Prisées par les touristes, alpinistes et randonneurs pour leur beauté sauvage, les montagnes deviennent pourtant victimes d’abandon massif de déchets. Pour contrer ce phénomène, dans l’Himalaya, Français et Népalais ont participé ce mois-ci à une collecte, accompagnée de la construction d’un centre de tri.

Le projet « Carry me back » demandent aux touristes qui visitent l'Himalaya de repartir avec de petits sacs d'ordures. Crédits : Timon Schneider/iStock
Le projet « Carry me back » demandent aux touristes qui visitent l'Himalaya de repartir avec de petits sacs d'ordures. Crédits : Timon Schneider/iStock

 

Ramasser des déchets jusqu’au trek de l’Everest. L’Himalaya est malheureusement parfois loin de l’image préservée que l’on imagine. Dans les montagnes, la pollution laissée par les touristes de tous horizons s’accumule, transformant ces lieux reculés et jusqu’à récemment vierges de toutes traces humaines en de tristes « décharges à ciel ouvert ».

Pour lutter contre ce fléau, des collectes sont organisées par l’armée népalaise ou par des associations. Ce mois-ci, les alpinistes français Marion Chaygneaud-Dupuy et Breffni Bolze, ainsi que plusieurs bénévoles et sherpas, participent à une expédition de nettoyage organisée par l’ONG de protection de la montagne Mountain Wilderness. 

 

Bouteilles d’oxygène, restes de tentes et excréments

Le but de l’expédition : collecter le plus de déchets possible au niveau du camp de base de l’Everest, situé à 5300 mètres d’altitude, et de son trek d’accès jusqu’aux pentes de l’Ama Dablam, un sommet qui culmine à 6800 mètres d’altitude.
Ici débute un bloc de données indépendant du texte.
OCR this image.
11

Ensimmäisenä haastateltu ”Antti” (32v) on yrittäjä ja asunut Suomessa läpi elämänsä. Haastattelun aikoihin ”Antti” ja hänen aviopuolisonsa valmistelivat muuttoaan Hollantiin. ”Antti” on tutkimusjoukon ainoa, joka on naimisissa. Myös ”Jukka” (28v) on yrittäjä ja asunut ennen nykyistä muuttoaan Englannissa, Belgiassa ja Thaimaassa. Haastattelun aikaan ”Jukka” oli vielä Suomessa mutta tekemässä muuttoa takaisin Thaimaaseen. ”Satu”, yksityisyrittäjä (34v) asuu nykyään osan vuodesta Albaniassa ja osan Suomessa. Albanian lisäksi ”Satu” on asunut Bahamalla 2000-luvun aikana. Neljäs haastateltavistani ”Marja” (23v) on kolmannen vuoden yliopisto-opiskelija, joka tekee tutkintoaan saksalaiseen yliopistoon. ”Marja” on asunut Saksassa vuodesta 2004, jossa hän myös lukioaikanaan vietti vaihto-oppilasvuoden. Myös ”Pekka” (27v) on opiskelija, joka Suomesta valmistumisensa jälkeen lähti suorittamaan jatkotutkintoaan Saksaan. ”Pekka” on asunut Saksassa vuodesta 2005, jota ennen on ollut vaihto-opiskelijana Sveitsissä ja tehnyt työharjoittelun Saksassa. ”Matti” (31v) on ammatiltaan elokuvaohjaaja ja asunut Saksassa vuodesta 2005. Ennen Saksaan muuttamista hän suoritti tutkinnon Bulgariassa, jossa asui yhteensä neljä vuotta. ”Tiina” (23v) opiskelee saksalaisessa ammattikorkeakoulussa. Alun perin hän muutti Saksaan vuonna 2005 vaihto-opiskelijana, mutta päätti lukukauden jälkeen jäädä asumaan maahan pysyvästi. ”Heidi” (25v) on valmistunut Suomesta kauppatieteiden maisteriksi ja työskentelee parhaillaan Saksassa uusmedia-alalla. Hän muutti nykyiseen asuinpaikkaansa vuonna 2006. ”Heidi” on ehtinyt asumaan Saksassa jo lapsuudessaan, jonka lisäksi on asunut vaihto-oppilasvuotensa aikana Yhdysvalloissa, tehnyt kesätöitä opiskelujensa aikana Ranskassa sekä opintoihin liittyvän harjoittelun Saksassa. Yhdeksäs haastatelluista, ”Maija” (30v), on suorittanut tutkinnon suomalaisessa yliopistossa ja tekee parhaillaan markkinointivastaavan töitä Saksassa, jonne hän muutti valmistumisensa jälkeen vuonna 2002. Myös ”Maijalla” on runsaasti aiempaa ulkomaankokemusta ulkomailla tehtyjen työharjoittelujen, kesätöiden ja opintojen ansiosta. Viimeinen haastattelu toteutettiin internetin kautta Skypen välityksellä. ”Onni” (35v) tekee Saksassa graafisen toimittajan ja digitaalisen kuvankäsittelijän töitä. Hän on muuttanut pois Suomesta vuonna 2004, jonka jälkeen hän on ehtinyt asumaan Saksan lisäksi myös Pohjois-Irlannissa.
« À ces hauteurs, les déchets, même organiques, ne se décomposent pas », explique Aude Guiomar, directrice générale adjointe de l’association Gestes Propres. Source de poids important dans ces conditions extrêmes, de nombreux déchets sont abandonnés sur place par ceux qui tentent d’atteindre les sommets. 

Dans les camps d’altitude où stationnent les alpinistes, les excréments s’accumulent sans se dégrader à côté des bouteilles d’oxygène, des tentes, des emballages plastiques et des restes de nourriture abandonnés, témoignent notamment Breffni Bolze et Marion Chaygneaud-Dupuy, installée dans l’Himalaya depuis plus de vingt ans et qui a coordonné l’opération Clean Everest entre 2016 et 2019.

 

Descendre les déchets des montagnes, des opérations de l’extrême

Breffni Bolze est quant à lui ambassadeur de Gestes Propres, associée à la collecte de Mountain Wilderness. Cet ingénieur en environnement et alpiniste est engagé depuis 20 ans dans le nettoyage des montagnes. 

En 2014, son expédition menée sur l’Elbrouz en Russie, entre 3 800 et 4 700 mètres d’altitude, a permis de récolter environ 2 tonnes de déchets abandonnés sur trois lieux de nettoyage. En 2019, 800 kilos de déchets ont été collectés sur le Mustagh Ata, un sommet qui culmine à plus de 7 000 mètres, situé en Chine en région ouïghour. 

Chaque année, environ 10 tonnes de déchets seraient abandonnés sur les pentes du toit du monde. En 2021, une opération menée par des soldats népalais accompagnés de sherpas sur l'Everest et cinq sommets environnants avait conduit à descendre plus de 35 tonnes de déchets, dont environ 18 tonnes pour les seuls camps de base. Une opération qui avait coûté près de 89 000 euros.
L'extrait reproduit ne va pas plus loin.